Courtesy of Beth Murrison, USGA
FULL STORY
Bremerton, Wash. – It certainly wasn’t the start stroke-play medalist Beau Hossler wanted in the first round of match play Wednesday at the 2011 U.S. Junior Amateur at the par-72, 7,111-yard Olympic Course at Gold Mountain GC.
Miller Capps, 17, of Denver, N.C., made a 20-foot birdie putt to win the first hole, and then the 16-year-old Hossler, of Mission, Viejo, Calif., found trouble on the next three – with back-to-back double bogeys on Nos. 2 and 3 and a bogey on the fourth hole. After four holes, Hossler found himself 4 down.
“I was like, ‘Are you kidding me?’ ” said Hossler. “It would be something else if he birdied every hole, but I was just handing him holes by hitting it out of play on a wide-open golf course, and you just can’t do that.”
But Hossler, who played in last month’s U.S. Open, wasn’t overly concerned.
“Once I was 4 down, I wasn’t afraid of losing more holes,” said Hossler. “I knew I was going to make birdies because I have been making birdies all week.

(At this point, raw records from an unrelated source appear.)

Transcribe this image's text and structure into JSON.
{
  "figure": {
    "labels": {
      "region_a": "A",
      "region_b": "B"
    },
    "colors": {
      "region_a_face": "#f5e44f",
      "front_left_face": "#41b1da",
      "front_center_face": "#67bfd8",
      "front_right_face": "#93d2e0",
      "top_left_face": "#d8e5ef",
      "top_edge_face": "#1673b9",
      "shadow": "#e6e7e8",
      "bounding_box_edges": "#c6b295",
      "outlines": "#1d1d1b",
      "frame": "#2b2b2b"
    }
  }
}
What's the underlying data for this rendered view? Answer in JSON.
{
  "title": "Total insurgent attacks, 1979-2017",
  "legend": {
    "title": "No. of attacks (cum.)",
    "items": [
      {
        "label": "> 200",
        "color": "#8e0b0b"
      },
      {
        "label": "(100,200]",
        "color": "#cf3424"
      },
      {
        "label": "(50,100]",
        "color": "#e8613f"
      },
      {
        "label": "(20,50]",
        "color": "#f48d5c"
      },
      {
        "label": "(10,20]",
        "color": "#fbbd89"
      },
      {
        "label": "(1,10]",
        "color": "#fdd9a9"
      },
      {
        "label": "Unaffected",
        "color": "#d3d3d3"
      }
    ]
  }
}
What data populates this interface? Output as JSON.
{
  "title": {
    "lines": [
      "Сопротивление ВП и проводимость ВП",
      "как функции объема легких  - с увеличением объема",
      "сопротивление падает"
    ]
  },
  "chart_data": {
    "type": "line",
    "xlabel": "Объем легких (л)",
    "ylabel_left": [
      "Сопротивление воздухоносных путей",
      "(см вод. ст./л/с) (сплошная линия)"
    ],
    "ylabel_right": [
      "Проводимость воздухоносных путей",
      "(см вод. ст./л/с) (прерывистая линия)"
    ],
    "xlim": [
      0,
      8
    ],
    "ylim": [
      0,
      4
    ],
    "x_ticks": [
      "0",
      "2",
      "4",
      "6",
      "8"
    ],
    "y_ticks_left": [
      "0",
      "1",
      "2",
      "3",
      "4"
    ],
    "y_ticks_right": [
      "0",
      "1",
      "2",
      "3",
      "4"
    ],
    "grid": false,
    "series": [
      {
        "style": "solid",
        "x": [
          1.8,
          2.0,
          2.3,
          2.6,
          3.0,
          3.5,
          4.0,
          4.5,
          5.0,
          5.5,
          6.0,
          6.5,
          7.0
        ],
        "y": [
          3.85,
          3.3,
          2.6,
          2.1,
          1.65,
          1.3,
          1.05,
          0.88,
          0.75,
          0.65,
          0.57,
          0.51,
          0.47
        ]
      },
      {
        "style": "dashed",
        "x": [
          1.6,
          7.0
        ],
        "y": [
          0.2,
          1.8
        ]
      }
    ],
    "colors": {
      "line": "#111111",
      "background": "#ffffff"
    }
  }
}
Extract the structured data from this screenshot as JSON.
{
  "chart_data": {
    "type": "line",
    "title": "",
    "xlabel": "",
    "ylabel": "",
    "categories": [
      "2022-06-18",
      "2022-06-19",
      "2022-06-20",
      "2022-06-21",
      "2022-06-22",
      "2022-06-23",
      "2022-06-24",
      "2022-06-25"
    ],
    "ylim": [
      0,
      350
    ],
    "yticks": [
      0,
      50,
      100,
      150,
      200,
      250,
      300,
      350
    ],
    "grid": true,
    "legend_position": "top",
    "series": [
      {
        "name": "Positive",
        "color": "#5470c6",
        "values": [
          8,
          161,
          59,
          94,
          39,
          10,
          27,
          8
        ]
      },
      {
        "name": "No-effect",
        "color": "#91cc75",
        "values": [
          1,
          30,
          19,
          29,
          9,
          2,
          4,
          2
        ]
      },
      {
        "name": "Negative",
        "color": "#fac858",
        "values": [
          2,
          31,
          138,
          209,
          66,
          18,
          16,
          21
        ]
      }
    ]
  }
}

I was just waiting for it and I kind of felt it click a little bit on that par-3 tee shot on 5.”
Hossler hit that tee shot to 12 feet and birdied the hole to cut the deficit to 3 down. He went on to make six more birdies en route to a 3-and-2 victory.
“I played all right but I didn’t play good enough,” said Capps, who had earned the last spot in match play via a playoff Tuesday. “It’s hard to stay up when they start making birdies like that.”
The U.S. Junior Amateur field continues with the second and third rounds of match play Thursday. The quarterfinal and semifinal matches will be played Friday and the 36-hole championship final will be played Saturday.
Beau Hossler tees off against fellow Californian Austin Smotherman at 7:30 Thursday morning in the Round of 32.